Confirming such horror stories is hard because the work is so secretive, Feng says.

“There’s a ‘public’ process — and then there’s the ‘real’ process,” says former Democratic Assemblyman Joe Canciamilla, from the Bay Area town of Pittsburg. Canciamilla was elected just before the redistricting completed amid 9/11. That deal, which is still in place, was especially notable, and has been widely pilloried, for the “safe seat” agreement reached between Democrats and Republicans.

Like snapping a freeze-frame photo, the 2001 deal cynically preserves the number of legislative seats held by Democrats and by Republicans, cementing the parties’ balance of power over California. Voters can thank former Republican leader Jim Brulte and former Democratic leader Bob Hertzberg, among others.

Newbie legislator Canciamilla remembers how he was called into an office near the Capitol, where, in strict privacy, then–Assembly Speaker Hertzberg showed him the maps and essentially told him what shape his 11th District might take.

“It was not presented as an option,” he recalls. “I just said, ‘Hey, as long as you don’t split it up too crazy, whatever you need to do.’”

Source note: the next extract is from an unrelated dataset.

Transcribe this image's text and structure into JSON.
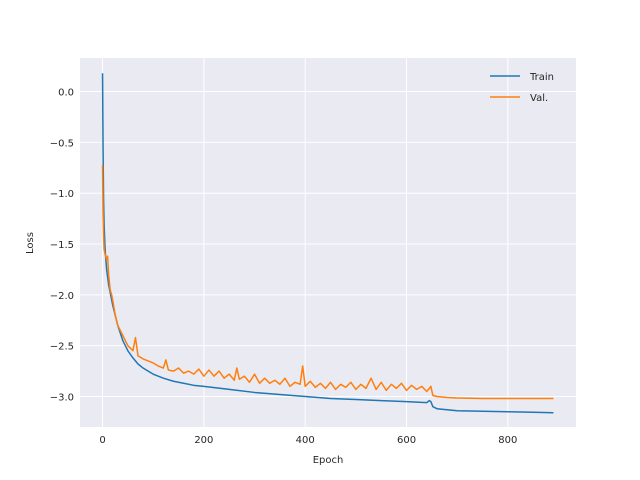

Secrecy reigns over the practice. The Assembly, for example, has an Elections and Redistricting Committee. But its chief consultant, Ethan Jones, says he really doesn’t know how redistricting is done — and suggests the Weekly instead contact Jim Wisley, a specialist assigned to Speaker Karen Bass’ office by the Assembly Rules Committee. Wisley confirms he was heavily involved in 2001 remapping but declined to comment, saying he only builds databases.